About this Research Topic
Integration of computer vision and natural language processing is one of the holy grails in machine learning and artificial intelligence research with important and wide-reaching applications in both real-world and digital lives. Progress in vision and language (V&L) research has been swift; those have been further supported by the development of algorithms capable of producing increasingly better results in various V&L tasks, such as visual question answering, image captioning, image retrieval, visual dialogue, and several other visual reasoning tasks. However, despite stimulating progress, recent studies have shown that the majority of current datasets contain a non-negligible amount of spurious correlations and/or dataset biases. Moreover, several existing models mirror or amplify those biases and current evaluation metrics may be insufficient to identify these issues. In this context, it is imperative to strive towards proper design, evaluation, and analysis of the data and models used for V&L research.
Possible solutions may lay towards a three-pronged approach, which involves improvements in datasets, algorithms, and evaluation metrics used for V&L research.
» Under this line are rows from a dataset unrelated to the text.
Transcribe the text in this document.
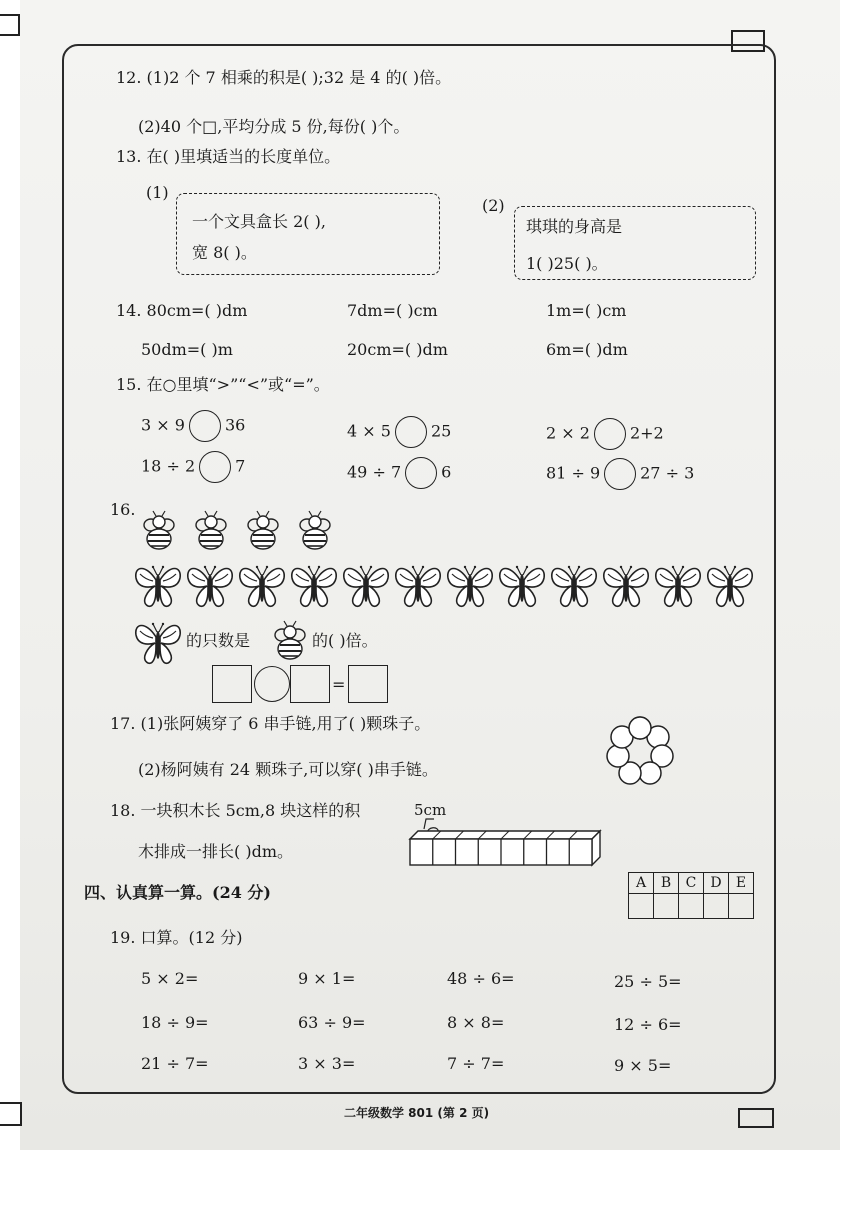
12. (1)2 个 7 相乘的积是( );32 是 4 的( )倍。
(2)40 个□,平均分成 5 份,每份( )个。
13. 在( )里填适当的长度单位。
(1)
一个文具盒长 2( ),
宽 8( )。
(2)
琪琪的身高是
1( )25( )。
14. 80cm=( )dm	7dm=( )cm	1m=( )cm
50dm=( )m	20cm=( )dm	6m=( )dm
15. 在○里填“>”“<”或“=”。
3 × 9	36	4 × 5	25	2 × 2	2+2
18 ÷ 2	7	49 ÷ 7	6	81 ÷ 9	27 ÷ 3
16.
的只数是	的( )倍。
=
17. (1)张阿姨穿了 6 串手链,用了( )颗珠子。
(2)杨阿姨有 24 颗珠子,可以穿( )串手链。
18. 一块积木长 5cm,8 块这样的积
木排成一排长( )dm。
5cm
四、认真算一算。(24 分)	A	B	C	D	E

19. 口算。(12 分)
5 × 2=	9 × 1=	48 ÷ 6=	25 ÷ 5=
18 ÷ 9=	63 ÷ 9=	8 × 8=	12 ÷ 6=
21 ÷ 7=	3 × 3=	7 ÷ 7=	9 × 5=
二年级数学 801 (第 2 页)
Recently, advances have been made in each of those tasks including the creation of synthetic datasets (NLVR, CLEVR), new variations on existing datasets (VQA-CP, TDIUC, nocaps), and altogether new tasks (GQA, FOIL, Social-IQ). In parallel, a plethora of new algorithms, evaluation metrics, and critical analyses regarding dataset bias, spurious correlations, interpretability, out-of-distribution performance, and related issues have been implemented.
By bringing together researchers from machine learning, computer vision, natural language processing areas, and experts from a variety of application domains, this Research Topic aims at representing the state-of-the-art in V&L research and at fostering new foundational research towards robust, fair, and interpretable AI for V&L.
Therefore, we seek a broad range of original contributions by researchers and practitioners from different disciplines within the V&L domain. We welcome submissions regarding novel algorithms, datasets, analysis, and other innovations that make advancements in highlighting and addressing challenges in vision and language research, particularly along the lines of demonstrating improved algorithmic fairness, interpretability, and robustness to bias, spurious correlations, long-tailed and out-of-distribution data.
The submissions may include, but not limited to, the following topics:
- Novel algorithms and techniques that help improve the state-of-the-art in existing V&L tasks;
- Novel V&L algorithms that are less prone to dataset bias and spurious correlations, enforce demographic fairness and/or are more interpretable and explainable;
- Novel datasets, sub-tasks, and challenges that help test for new capabilities and/or highlight shortcomings with existing datasets and algorithms in V&L;
- Controlled test sets aimed to evaluate specific abilities involved in the language grounded visual understanding;
- Probing tasks aiming to evaluate the quality of the multimodal V&L representations;
- Novel evaluation metrics that help accurate and fair evaluation of V&L algorithms with respect to dataset bias, label imbalance, lack of compositionality, and other related issues with V&L tasks;
- Previously unknown analysis, key-observations, discussion, and insights about bias and related issues in existing V&L datasets and algorithms;
- Negative or critical results regarding practices currently used in mainstream V&L research;
- Successes or challenges of integrating vision and language in a novel application domain.
We also welcome well-formulated survey articles, opinion pieces, position papers, or commentaries regarding the current state and future prospects of V&L research as long as it fits within the theme of the Research Topic.
Keywords: vision and language, bias and fairness, explainable visual grounding, probing tasks for vision and language, evaluation of vision and language models
Important Note: All contributions to this Research Topic must be within the scope of the section and journal to which they are submitted, as defined in their mission statements. Frontiers reserves the right to guide an out-of-scope manuscript to a more suitable section or journal at any stage of peer review.